El mal humor de Padre hizo del regreso a Jerónimo un viaje silencioso. Pero fue un viaje más rápido. Los recodos del río ya no nos eran desconocidos, y la corriente iba a favor nuestro. Padre mejoró su mapa y no nos equivocamos de camino. Yo pedaleaba. Padre estaba sentado a proa con Clover en el regazo, refunfuñando sobre el mapa porque la gente de Sevilla ya conocía el hielo y porque rezaban. Lo único que dijo fue, «para eso, más les valdría estar en Hatfield cortando espárragos». Abrazaba a Clover como un niño grande a su osito de trapo. Francis y Mr. Haddy sabían que les estaba ignorando. Se acuclillaron en mitad de la barca, en la bóveda de almacenaje, sin nada que hacer.

Pasado un rato, Francis dijo que veía pipantos. Dijo que alguien nos estaba siguiendo. Padre no respondió ni volvió la cabeza.

—Pequeño —dijo Mr. Haddy, mirando por encima de mí—. Pipanto.

Eché un vistazo atrás pero no vi nada. Tenía que ocuparme del timón.

—Yo oigo —susurró Francis.

Empezó a murmurar como un zambu selvático. Dijo que oía seis remeros, tres pipantos.

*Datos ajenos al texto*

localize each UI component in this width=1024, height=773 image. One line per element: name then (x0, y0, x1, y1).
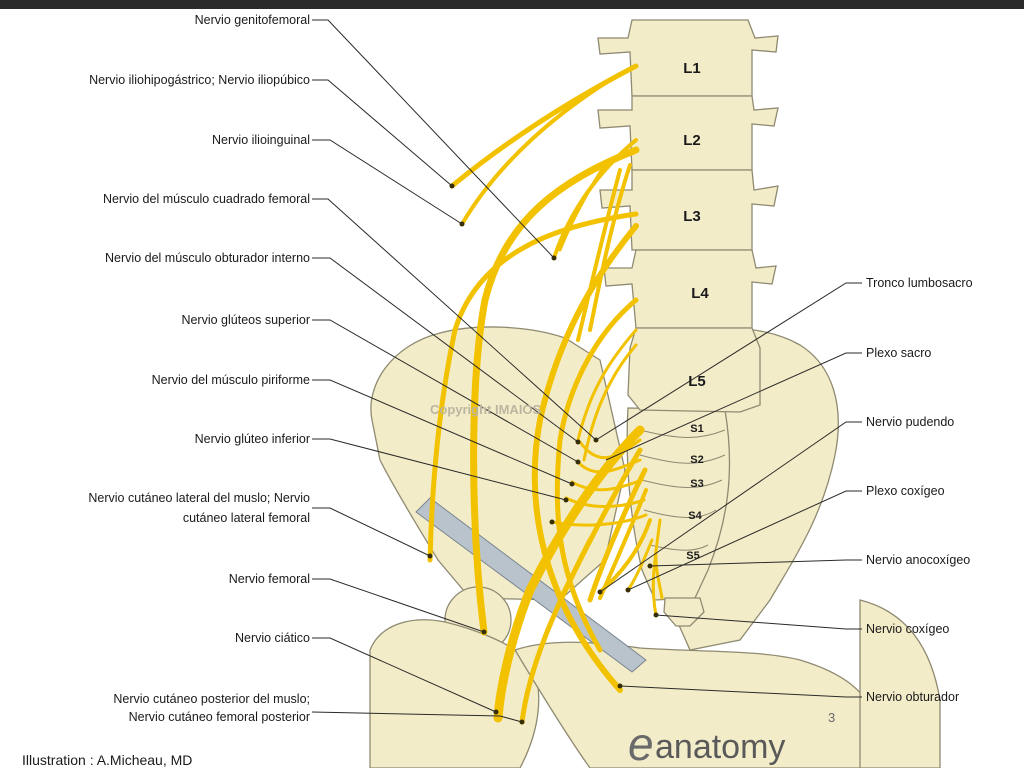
label-cutaneo-lateral-1: Nervio cutáneo lateral del muslo; Nervio (88, 491, 310, 505)
coccyx (663, 597, 705, 627)
vertebra-l4 (603, 249, 777, 329)
label-cutaneo-posterior-1: Nervio cutáneo posterior del muslo; (113, 692, 310, 706)
left-labels: Nervio genitofemoral Nervio iliohipogást… (88, 13, 310, 724)
vertebra-l5 (627, 327, 761, 413)
sacral-labels: S1 S2 S3 S4 S5 (686, 423, 703, 562)
label-iliohipogastrico: Nervio iliohipogástrico; Nervio iliopúbi… (89, 73, 310, 87)
brand-mark: e (628, 718, 654, 768)
sacral-label-s4: S4 (688, 510, 702, 522)
label-plexo-sacro: Plexo sacro (866, 346, 931, 360)
label-femoral: Nervio femoral (229, 572, 310, 586)
label-nervio-pudendo: Nervio pudendo (866, 415, 954, 429)
sacral-label-s3: S3 (690, 478, 703, 490)
anatomy-diagram: Nervio genitofemoral Nervio iliohipogást… (22, 13, 973, 770)
brand-logo: e anatomy 3 (628, 710, 835, 770)
nerve-femoral (470, 146, 640, 636)
label-nervio-obturador: Nervio obturador (866, 690, 959, 704)
label-ciatico: Nervio ciático (235, 631, 310, 645)
top-bar (0, 0, 1024, 9)
label-gluteos-superior: Nervio glúteos superior (181, 313, 310, 327)
nerve-pudendo (598, 518, 652, 594)
label-ilioinguinal: Nervio ilioinguinal (212, 133, 310, 147)
sacral-label-s5: S5 (686, 550, 699, 562)
label-cutaneo-lateral-2: cutáneo lateral femoral (183, 511, 310, 525)
lumbar-vertebrae (597, 19, 779, 413)
vertebra-l1 (597, 19, 779, 97)
label-plexo-coxigeo: Plexo coxígeo (866, 484, 945, 498)
vertebra-label-l3: L3 (683, 208, 701, 225)
nerve-ilioinguinal (460, 72, 622, 226)
label-cutaneo-posterior-2: Nervio cutáneo femoral posterior (129, 710, 310, 724)
sacral-label-s1: S1 (690, 423, 703, 435)
label-nervio-coxigeo: Nervio coxígeo (866, 622, 949, 636)
watermark: Copyright IMAIOS (430, 402, 542, 417)
label-gluteo-inferior: Nervio glúteo inferior (195, 432, 310, 446)
vertebra-labels: L1 L2 L3 L4 L5 (683, 60, 709, 390)
vertebra-label-l1: L1 (683, 60, 701, 77)
sacral-label-s2: S2 (690, 454, 703, 466)
right-labels: Tronco lumbosacro Plexo sacro Nervio pud… (866, 276, 973, 704)
vertebra-label-l2: L2 (683, 132, 701, 149)
disc-lines (632, 95, 752, 551)
label-cuadrado-femoral: Nervio del músculo cuadrado femoral (103, 192, 310, 206)
nerve-obturator (531, 223, 639, 693)
nerve-lateral-cutaneous (427, 211, 639, 563)
vertebra-label-l4: L4 (691, 285, 709, 302)
nerve-coxigeo (651, 518, 662, 617)
vertebra-label-l5: L5 (688, 373, 706, 390)
label-genitofemoral: Nervio genitofemoral (195, 13, 310, 27)
leader-lines (311, 19, 862, 723)
right-lower-bone (859, 599, 941, 769)
nerves (427, 63, 664, 725)
label-piriforme: Nervio del músculo piriforme (152, 373, 310, 387)
brand-name: anatomy (655, 728, 785, 766)
plate-number: 3 (828, 710, 835, 725)
nerve-sciatic (493, 425, 645, 723)
diagram-stage: Nervio genitofemoral Nervio iliohipogást… (0, 9, 1024, 770)
label-obturador-interno: Nervio del músculo obturador interno (105, 251, 310, 265)
illustration-credit: Illustration : A.Micheau, MD (22, 752, 192, 768)
nerve-posterior-cutaneous (519, 537, 593, 725)
label-tronco-lumbosacro: Tronco lumbosacro (866, 276, 973, 290)
label-nervio-anocoxigeo: Nervio anocoxígeo (866, 553, 970, 567)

—Nunca vieron una lancha como ésta —dijo Mr. Haddy.

Cayó la oscuridad. Parecía como si creciera de las riberas del río. Los árboles se hinchaban, engordaban con la negrura. La alta curva desapareció del cielo. Las estrellas aparecieron, primero como cabezas de alfileres, después como gotas relucientes.

—Siguen detrás nuestro en la roca-piedra.

Y la noche nos circundaba. El agua tenía aún un resplandor resbaladizo a proa, y, detrás de nosotros, la incipiente espuma de nuestra rueda de palas se extendía por la corriente.

No tardamos a ver las lámparas de Jerónimo y las chispas de la chimenea de «Niño Gordo». Las luces eran muy flojas e inmóviles en tierra, pero se derramaban desde la orilla, dibujando estanques amarillos en el río. Oí a alguien decir «Ahí vienen».

Esa noche, en el dormitorio, Jerry dijo:

—Podía haber ido con Papá. Pero no quise. Pasamos todo el día en El Acre. Mamá nos dio permiso.